This is exercise 1.2.2 on Guillemin and Pollack's Differential Topology
If $U$ is an open subset of the manifold $X$, check that $$T_x(U) = T_x(X) \text{ for } x \in U.$$
I am fairly confused with this problem, because I found the implicit definition of tangent space at Guillemin and Pollack's Differential Topology comes not very handy for this problem. In the book, tangent space is defined by $d\phi_0$, which is not directly defined:
By definition, the tangent space of $X$ at $x$ is the image of the map $d\phi_0: \mathbb{R}^k \rightarrow \mathbb{R}^N$, where $x + d\phi_0(v)$ is the best linear approximation to $\phi: V \rightarrow X$ at 0. $\phi: V \rightarrow X$ is a local parametrization around $x$, $X$ sits in $\mathbb{R}^N$ and $V$ is an open set in $\mathbb{R}^k$, and $\phi(0) = x$.
So here's my attempt:
$T_x(X)$ is the image of the map $d\phi_0: \mathbb{R}^k \rightarrow \mathbb{R}^N$, where $x + d\phi_0(v)$ is the best linear approximation to $\phi: V \rightarrow X$ at 0. $\phi: V \rightarrow X$ is a local parametrization around $x$, $X$ sits in $\mathbb{R}^N$ and $V$ is an open set in $\mathbb{R}^k$, and $\phi(0) = x$.

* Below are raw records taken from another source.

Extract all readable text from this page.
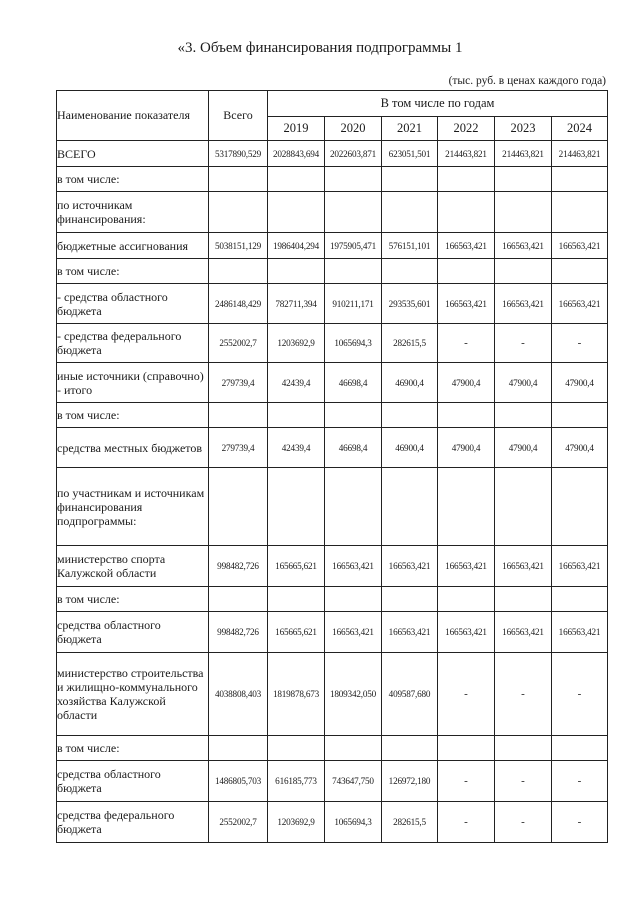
«3. Объем финансирования подпрограммы 1
(тыс. руб. в ценах каждого года)
Наименование показателя	Всего	В том числе по годам					
		2019	2020	2021	2022	2023	2024
ВСЕГО	5317890,529	2028843,694	2022603,871	623051,501	214463,821	214463,821	214463,821
в том числе:							
по источникам финансирования:							
бюджетные ассигнования	5038151,129	1986404,294	1975905,471	576151,101	166563,421	166563,421	166563,421
в том числе:							
- средства областного бюджета	2486148,429	782711,394	910211,171	293535,601	166563,421	166563,421	166563,421
- средства федерального бюджета	2552002,7	1203692,9	1065694,3	282615,5	-	-	-
иные источники (справочно) - итого	279739,4	42439,4	46698,4	46900,4	47900,4	47900,4	47900,4
в том числе:							
средства местных бюджетов	279739,4	42439,4	46698,4	46900,4	47900,4	47900,4	47900,4
по участникам и источникам финансирования подпрограммы:							
министерство спорта Калужской области	998482,726	165665,621	166563,421	166563,421	166563,421	166563,421	166563,421
в том числе:							
средства областного бюджета	998482,726	165665,621	166563,421	166563,421	166563,421	166563,421	166563,421
министерство строительства и жилищно-коммунального хозяйства Калужской области	4038808,403	1819878,673	1809342,050	409587,680	-	-	-
в том числе:							
средства областного бюджета	1486805,703	616185,773	743647,750	126972,180	-	-	-
средства федерального бюджета	2552002,7	1203692,9	1065694,3	282615,5	-	-	-
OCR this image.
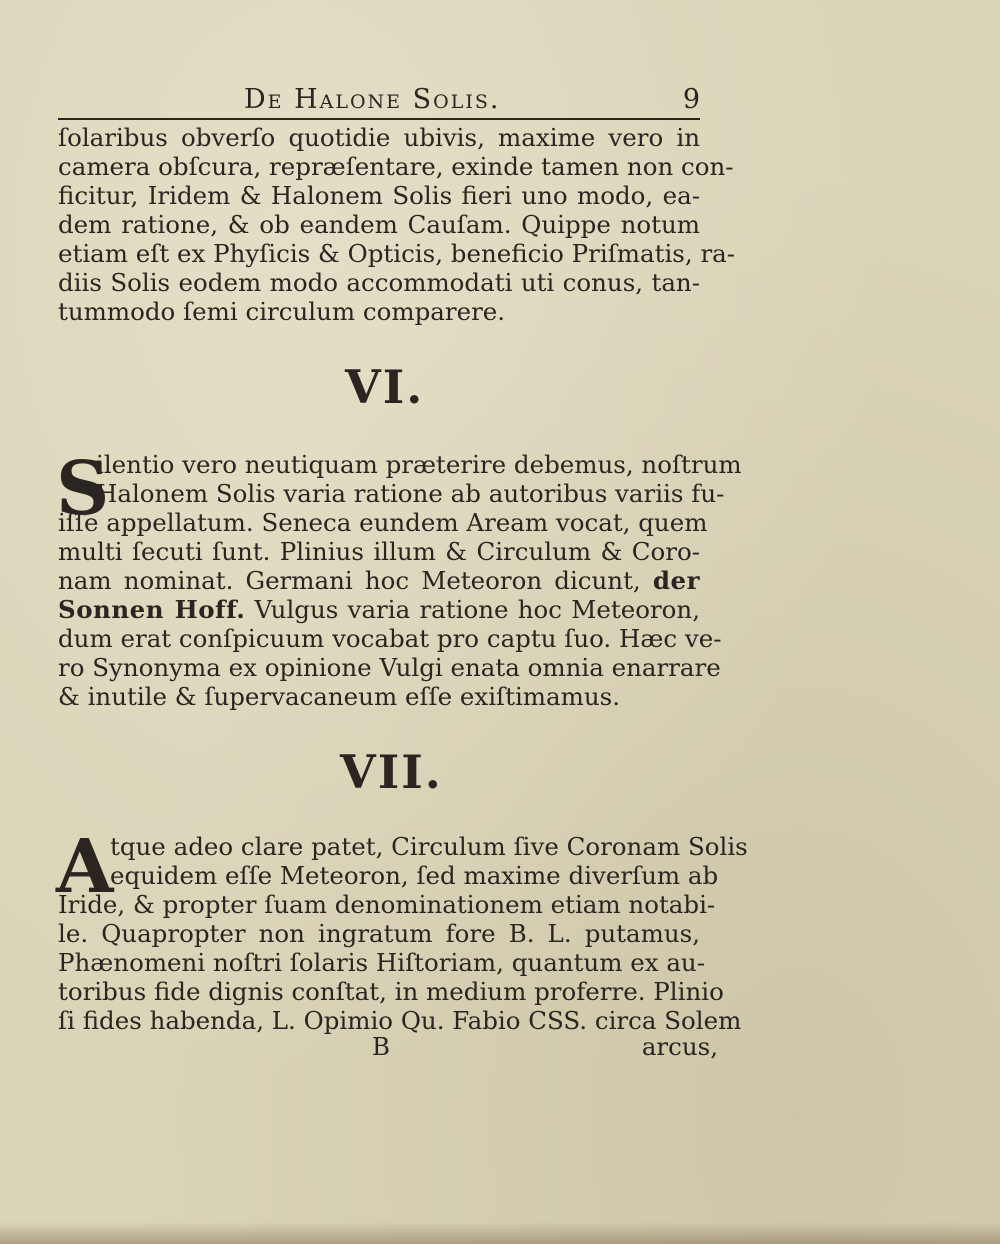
De Halone Solis.	9
ſolaribus obverſo quotidie ubivis, maxime vero in
camera obſcura, repræſentare, exinde tamen non con-
ficitur, Iridem & Halonem Solis fieri uno modo, ea-
dem ratione, & ob eandem Cauſam. Quippe notum
etiam eſt ex Phyſicis & Opticis, beneficio Priſmatis, ra-
diis Solis eodem modo accommodati uti conus, tan-
tummodo ſemi circulum comparere.
VI.
S
ilentio vero neutiquam præterire debemus, noſtrum
Halonem Solis varia ratione ab autoribus variis fu-
iſſe appellatum. Seneca eundem Aream vocat, quem
multi ſecuti ſunt. Plinius illum & Circulum & Coro-
nam nominat. Germani hoc Meteoron dicunt, der
Sonnen Hoff. Vulgus varia ratione hoc Meteoron,
dum erat conſpicuum vocabat pro captu ſuo. Hæc ve-
ro Synonyma ex opinione Vulgi enata omnia enarrare
& inutile & ſupervacaneum eſſe exiſtimamus.
VII.
A
tque adeo clare patet, Circulum ſive Coronam Solis
equidem eſſe Meteoron, ſed maxime diverſum ab
Iride, & propter ſuam denominationem etiam notabi-
le. Quapropter non ingratum fore B. L. putamus,
Phænomeni noſtri ſolaris Hiſtoriam, quantum ex au-
toribus fide dignis conſtat, in medium proferre. Plinio
ſi fides habenda, L. Opimio Qu. Fabio CSS. circa Solem
B	arcus,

Because $U$ is an open subset of manifold $X$, so the best linear approximation at $x$ is the same as that of $X$ around $x$. Hence, $T_x(U)$ is the image of the map $d\phi_0: \mathbb{R}^k \rightarrow \mathbb{R}^N$, where $x + d\phi_0(v)$ is the best linear approximation to $\phi: V \rightarrow U$ at 0. $\phi: V \rightarrow U$ is a local parametrization around $x$, $X$ sits in $\mathbb{R}^N$ and $V$ is an open set in $\mathbb{R}^k$, and $\phi(0) = x$. Therefore, $T_x(U) = T_x(X) \text{ for } x \in U.$